Medina blogged about this broader company vision last week:
Our mission is to help innovators, the evangelists of new technologies who face a lot of no’s before reaching the yes, to get their products to the people who need them, to successfully build new markets, and to fund the cycle of continuous innovation. For the past couple of years we delivered against that mission by equipping sales reps and leaders to drive predictable and measurable growth, to increase efficiency and effectiveness across the team, and to improve visibility into sales activities and team performance. We pioneered a new category of technology – the Sales Engagement Platform – that drove significant bottom line results for our customers.
But achieving revenue efficiency and delivering a world-class experience to every customer is the job not just of your sales team, but of every customer-facing employee.

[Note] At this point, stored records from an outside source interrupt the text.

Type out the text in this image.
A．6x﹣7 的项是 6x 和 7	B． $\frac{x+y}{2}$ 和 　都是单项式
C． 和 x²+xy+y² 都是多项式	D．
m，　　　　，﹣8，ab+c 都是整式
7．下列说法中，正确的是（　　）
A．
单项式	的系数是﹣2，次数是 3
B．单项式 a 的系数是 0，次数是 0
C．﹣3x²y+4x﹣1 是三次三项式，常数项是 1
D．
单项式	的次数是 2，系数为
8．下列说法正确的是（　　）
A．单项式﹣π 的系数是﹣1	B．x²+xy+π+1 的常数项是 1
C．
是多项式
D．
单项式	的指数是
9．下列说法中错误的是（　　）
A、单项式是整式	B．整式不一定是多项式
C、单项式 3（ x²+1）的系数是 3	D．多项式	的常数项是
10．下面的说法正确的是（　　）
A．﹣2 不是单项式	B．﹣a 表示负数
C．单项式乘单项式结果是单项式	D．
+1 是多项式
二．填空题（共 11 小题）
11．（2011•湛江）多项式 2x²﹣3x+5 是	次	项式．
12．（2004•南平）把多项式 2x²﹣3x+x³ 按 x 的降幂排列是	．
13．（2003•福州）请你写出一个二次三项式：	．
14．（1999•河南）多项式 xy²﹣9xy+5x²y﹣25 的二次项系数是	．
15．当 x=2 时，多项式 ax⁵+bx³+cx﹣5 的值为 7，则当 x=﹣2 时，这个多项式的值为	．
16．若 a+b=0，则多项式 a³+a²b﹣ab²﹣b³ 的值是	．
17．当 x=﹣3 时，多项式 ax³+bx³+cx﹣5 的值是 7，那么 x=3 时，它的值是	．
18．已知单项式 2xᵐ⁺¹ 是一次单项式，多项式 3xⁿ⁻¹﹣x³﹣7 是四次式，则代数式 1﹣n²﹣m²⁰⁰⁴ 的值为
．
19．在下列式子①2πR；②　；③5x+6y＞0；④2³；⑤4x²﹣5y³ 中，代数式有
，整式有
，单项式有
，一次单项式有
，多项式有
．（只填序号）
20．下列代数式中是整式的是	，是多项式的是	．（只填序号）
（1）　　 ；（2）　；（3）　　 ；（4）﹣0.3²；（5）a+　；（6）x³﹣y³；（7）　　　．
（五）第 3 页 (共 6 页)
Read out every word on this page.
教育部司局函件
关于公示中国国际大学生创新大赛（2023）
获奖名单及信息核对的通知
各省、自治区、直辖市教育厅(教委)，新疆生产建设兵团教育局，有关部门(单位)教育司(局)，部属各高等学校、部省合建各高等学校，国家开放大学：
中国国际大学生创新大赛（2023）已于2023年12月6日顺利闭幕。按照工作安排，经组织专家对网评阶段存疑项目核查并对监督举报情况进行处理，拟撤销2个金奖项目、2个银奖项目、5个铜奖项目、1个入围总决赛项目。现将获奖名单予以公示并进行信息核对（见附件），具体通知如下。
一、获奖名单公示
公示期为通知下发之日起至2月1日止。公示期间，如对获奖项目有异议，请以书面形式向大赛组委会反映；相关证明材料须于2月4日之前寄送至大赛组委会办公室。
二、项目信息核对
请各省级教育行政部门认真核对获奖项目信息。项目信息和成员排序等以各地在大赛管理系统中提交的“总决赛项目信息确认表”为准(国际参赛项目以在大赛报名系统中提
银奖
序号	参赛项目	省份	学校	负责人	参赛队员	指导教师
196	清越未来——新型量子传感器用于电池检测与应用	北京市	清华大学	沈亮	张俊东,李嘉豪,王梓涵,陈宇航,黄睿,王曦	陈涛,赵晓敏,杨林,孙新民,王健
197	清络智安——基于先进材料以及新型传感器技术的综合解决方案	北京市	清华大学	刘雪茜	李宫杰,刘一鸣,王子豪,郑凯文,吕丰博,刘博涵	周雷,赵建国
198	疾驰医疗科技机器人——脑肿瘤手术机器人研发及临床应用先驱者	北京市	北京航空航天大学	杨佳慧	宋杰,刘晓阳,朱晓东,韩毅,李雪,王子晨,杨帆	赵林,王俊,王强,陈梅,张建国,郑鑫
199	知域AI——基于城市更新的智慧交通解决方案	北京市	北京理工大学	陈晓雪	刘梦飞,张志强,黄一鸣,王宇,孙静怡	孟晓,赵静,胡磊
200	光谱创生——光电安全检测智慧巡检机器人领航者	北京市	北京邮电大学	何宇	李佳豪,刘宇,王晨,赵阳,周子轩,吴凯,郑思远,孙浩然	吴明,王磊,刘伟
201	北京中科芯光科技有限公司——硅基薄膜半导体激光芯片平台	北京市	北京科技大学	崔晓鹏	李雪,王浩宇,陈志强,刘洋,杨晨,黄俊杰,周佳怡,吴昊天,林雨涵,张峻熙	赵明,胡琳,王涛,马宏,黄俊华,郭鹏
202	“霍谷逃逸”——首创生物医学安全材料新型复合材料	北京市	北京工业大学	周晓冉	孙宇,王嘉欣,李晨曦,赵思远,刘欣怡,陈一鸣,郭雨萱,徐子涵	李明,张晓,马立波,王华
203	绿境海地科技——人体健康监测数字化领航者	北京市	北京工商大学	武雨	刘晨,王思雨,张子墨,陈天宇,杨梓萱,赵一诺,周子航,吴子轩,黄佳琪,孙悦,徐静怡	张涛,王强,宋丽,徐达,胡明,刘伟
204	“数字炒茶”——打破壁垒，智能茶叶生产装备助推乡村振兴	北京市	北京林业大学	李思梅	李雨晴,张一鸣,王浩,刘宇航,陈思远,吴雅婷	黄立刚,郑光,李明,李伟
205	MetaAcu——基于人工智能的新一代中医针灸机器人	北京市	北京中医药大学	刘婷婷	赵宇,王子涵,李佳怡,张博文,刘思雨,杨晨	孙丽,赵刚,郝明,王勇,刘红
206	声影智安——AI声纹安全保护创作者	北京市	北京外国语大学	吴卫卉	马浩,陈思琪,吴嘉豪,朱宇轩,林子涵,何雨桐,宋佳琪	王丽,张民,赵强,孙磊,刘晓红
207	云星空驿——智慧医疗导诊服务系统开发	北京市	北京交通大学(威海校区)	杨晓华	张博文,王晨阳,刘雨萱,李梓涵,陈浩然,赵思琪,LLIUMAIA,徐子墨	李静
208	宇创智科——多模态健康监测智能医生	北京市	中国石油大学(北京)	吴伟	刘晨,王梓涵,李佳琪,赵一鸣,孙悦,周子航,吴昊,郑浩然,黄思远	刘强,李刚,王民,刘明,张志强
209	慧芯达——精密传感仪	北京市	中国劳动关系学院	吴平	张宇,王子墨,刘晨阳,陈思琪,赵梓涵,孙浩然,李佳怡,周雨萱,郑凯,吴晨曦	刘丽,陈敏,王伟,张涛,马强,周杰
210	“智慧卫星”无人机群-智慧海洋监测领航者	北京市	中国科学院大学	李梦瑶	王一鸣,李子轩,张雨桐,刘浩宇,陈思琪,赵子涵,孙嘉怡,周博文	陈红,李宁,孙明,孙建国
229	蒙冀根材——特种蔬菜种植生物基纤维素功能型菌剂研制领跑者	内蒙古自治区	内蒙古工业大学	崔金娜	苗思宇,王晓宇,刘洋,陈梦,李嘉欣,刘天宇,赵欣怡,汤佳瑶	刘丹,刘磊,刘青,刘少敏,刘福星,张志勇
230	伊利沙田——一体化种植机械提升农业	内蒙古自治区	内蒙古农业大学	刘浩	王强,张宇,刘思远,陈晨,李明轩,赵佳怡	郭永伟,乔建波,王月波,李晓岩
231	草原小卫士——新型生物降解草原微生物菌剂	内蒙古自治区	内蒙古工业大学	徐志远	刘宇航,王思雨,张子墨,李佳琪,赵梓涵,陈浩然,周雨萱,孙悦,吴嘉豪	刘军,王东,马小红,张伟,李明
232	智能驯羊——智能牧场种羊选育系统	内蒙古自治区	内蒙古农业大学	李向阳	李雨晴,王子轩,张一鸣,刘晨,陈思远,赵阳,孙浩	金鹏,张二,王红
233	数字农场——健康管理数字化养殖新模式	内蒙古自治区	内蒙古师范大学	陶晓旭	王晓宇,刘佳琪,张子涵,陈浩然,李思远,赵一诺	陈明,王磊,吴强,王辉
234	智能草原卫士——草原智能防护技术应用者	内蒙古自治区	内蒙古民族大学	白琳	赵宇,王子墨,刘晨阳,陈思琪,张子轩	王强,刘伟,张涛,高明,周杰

Many of our customers have already realized the power of Outreach to drive efficiency and lift across the revenue organization and are using Outreach for account management and customer success in addition to pipeline generation and closing. The category has effectively grown beyond Sales Engagement to become Customer Engagement…
You can only make smart decisions around improving customer experience if you can measure the outcomes of every process for all customer scenarios, and understand how those outcomes directly impact revenue. The next revolution in business will be driven not by big bang AI programs that produce lofty recommendations that are difficult to put into action, but by stacking thousands of these quick wins on top of each other to drive efficiency into every corner of the business.
“Outreach has been instrumental in creating and evolving the customer engagement category, which is growing at an exponential rate,” said Alex Clayton, Investor at Spark Capital. “Outreach’s technology, approach and leadership team make it poised to capture this multi-billion dollar opportunity.”
The Series D follows after a strong 2017 where the company doubled its customer base and posted more than 100% revenue growth. Outreach also doubled its headcount over the past year to 300 employees with a goal of 350 by the end of the year. The firm has 22,000 global users and 2,400 customers including Cloudera, Adobe, Microsoft, and DocuSign.
“The customer engagement category is experiencing explosive growth, due in large part to high rates of usage, a rarity for enterprise software which is often used as a data repository or even worse, purchased and forgotten,” said CEO Manny Medina. “Our north star isn’t number of customers, it’s number of Weekly Active Users. This metric is proof we have created a technology that not only drives revenue, but also is viewed as indispensable to every member of the revenue team.”
Usage remains high with 75% of sales reps signing in daily. “Now salespeople have a place to live,” Medina said.